Ich warte seit vier Monaten auf eine Ersatzstufe an meiner Treppe und der bekommt seinen albernen Köter-Gedenk-Brocken noch nach Feierabend!
Der runde Aufkleber ›Schäferhundverein e. V.‹ am Kleinlaster erklärte alles. Müller selbst stand breitbeinig und zufrieden in einem kleidsamen blauen Arbeitsanzug auf seinem Rasen und betrachtete die Arbeit. In seinen Armen hielt er einen winzigen Schäferhund, der ihm eifrig das Gesicht leckte.

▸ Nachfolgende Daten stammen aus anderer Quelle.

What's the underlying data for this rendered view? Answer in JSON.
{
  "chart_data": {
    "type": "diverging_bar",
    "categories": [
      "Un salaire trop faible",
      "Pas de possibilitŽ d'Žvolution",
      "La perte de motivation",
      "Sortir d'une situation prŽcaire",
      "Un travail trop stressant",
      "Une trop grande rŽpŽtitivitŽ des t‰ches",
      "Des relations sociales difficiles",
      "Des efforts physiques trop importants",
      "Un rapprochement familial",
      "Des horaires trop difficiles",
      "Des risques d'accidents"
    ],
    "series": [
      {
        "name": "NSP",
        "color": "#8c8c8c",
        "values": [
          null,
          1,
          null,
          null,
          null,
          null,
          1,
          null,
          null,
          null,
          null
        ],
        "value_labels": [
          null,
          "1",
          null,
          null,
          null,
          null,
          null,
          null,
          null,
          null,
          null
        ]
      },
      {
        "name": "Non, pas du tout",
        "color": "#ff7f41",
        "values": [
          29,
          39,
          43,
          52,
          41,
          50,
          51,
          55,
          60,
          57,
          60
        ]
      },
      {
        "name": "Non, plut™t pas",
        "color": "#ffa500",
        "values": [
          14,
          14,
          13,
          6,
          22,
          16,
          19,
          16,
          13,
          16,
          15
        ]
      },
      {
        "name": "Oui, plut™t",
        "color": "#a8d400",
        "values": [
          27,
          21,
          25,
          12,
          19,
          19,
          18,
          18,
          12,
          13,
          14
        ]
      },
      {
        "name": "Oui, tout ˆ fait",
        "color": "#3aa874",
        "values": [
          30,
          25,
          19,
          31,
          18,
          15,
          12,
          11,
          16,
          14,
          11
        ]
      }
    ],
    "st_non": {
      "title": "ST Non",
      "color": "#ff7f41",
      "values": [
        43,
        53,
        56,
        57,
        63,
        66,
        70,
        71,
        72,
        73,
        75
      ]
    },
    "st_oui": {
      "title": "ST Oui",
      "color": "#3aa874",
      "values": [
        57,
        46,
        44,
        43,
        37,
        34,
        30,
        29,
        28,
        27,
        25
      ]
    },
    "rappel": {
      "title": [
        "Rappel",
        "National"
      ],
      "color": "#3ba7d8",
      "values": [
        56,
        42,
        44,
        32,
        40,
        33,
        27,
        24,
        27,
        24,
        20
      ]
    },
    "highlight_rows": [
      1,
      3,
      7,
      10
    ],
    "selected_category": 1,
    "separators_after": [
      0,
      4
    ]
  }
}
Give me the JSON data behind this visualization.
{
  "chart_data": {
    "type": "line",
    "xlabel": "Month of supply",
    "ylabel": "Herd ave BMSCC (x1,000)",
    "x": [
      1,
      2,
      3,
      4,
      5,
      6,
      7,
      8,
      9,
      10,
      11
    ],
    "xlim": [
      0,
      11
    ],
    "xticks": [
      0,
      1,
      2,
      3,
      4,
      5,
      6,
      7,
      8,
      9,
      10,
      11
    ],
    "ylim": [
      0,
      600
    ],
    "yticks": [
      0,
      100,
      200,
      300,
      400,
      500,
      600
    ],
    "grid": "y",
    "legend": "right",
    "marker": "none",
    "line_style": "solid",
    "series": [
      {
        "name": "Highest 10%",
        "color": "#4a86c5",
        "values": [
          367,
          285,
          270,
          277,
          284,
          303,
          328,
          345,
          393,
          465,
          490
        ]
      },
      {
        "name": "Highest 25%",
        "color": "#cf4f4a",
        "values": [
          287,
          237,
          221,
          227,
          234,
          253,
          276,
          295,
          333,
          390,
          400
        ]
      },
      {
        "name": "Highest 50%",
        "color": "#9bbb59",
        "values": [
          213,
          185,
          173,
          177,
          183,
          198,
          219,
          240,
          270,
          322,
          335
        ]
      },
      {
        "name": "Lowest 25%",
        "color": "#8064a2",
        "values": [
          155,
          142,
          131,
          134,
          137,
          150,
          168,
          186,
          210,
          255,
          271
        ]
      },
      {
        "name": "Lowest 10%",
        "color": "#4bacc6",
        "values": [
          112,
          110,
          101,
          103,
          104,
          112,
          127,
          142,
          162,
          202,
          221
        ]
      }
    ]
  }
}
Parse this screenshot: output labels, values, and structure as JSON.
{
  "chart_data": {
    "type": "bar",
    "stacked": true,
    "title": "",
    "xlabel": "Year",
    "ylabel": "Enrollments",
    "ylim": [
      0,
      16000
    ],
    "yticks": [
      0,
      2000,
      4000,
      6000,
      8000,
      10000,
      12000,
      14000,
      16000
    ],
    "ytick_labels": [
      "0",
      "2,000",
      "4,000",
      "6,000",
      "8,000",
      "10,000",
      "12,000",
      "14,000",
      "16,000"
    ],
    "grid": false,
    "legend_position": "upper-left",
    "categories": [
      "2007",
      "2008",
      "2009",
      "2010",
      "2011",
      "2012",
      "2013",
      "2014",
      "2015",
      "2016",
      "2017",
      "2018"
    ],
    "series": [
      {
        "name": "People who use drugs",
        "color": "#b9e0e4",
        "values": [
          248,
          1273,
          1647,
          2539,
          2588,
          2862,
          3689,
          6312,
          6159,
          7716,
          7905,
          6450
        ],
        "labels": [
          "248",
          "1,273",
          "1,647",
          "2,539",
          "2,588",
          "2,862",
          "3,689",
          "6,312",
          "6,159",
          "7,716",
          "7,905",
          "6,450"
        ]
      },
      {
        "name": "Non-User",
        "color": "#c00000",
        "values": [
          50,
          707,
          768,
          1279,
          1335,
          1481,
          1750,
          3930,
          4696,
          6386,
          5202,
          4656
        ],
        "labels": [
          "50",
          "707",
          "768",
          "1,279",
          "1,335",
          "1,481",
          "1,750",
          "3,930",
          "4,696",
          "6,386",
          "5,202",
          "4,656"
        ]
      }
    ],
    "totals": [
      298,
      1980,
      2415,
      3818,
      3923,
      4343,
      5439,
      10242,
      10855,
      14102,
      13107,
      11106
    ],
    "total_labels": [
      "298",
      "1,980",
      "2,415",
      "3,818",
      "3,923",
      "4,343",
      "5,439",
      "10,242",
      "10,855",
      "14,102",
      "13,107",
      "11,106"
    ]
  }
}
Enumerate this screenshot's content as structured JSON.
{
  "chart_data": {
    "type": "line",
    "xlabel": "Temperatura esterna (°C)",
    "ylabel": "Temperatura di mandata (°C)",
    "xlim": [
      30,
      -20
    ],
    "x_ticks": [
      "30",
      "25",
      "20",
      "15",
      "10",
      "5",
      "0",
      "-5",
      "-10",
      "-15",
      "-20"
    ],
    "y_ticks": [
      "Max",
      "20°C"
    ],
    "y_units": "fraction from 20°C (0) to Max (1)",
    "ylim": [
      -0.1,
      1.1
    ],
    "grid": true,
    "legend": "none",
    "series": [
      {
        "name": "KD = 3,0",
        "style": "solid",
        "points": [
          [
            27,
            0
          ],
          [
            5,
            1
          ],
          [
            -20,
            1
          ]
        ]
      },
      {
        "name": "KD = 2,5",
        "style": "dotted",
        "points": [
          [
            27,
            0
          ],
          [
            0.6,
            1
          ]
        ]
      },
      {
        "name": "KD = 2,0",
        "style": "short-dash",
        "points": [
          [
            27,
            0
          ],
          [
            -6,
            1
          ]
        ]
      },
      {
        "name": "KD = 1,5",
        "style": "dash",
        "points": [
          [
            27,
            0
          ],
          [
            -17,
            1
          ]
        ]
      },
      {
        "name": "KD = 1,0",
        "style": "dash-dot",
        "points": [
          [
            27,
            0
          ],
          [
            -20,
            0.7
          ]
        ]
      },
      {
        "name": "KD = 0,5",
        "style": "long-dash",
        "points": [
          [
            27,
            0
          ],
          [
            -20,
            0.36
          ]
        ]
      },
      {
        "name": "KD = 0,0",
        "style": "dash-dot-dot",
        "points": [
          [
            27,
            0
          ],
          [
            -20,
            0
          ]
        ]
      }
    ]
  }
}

Wo kann man so schnell Schäferhunde kaufen? Kauft man Hunde – als beste Freunde des Menschen – überhaupt? In welchen Läden kauft man Hunde? Ich habe in einer Zoohandlung noch nie Regale mit Hunden gesehen. Kinder kauft man ja auch nicht in Läden, die sind ja mitunter auch Freunde des Menschen, die bekommt man. Hat Müller einen Hund bekommen?
»Wollen Sie ihn auch mal halten? Der beißt nicht. Eins-a-Zucht«, lachte Müller sein sympathisches Frührentner-Lachen und hielt mir das Tierchen hin. »Na, wie finden Sie den Stein?«
»Was steht denn da drauf?«
»Sie haben doch studiert und können lesen?«
Müllers WalderBräu-naturtrüb-hell-Wampe hüpfte im Takt seines Lachens.
Der am Kran pendelnde Stein senkte sich in die vorgesehene Mulde, zwei türkische Arbeiter, Vater und Sohn Özgül, die der einzigen muslimischen Familie im Dorf angehörten und im einzigen dreistöckigen Hochhaus wohnten, drückten ihn unter Stöhnen und Genörgel mit Stangen und Pickel in die richtige Position:
Waldemar 2001 bis 2008
Des Menschen bester Freund
vom Menschen hingemeuchelt
doch jenseits kommt die Stund
da sehen wir uns wieder
Unter die bedeutungsschwangere Inschrift waren noch zwei Löcher in den chinesischen Sandstein gebohrt.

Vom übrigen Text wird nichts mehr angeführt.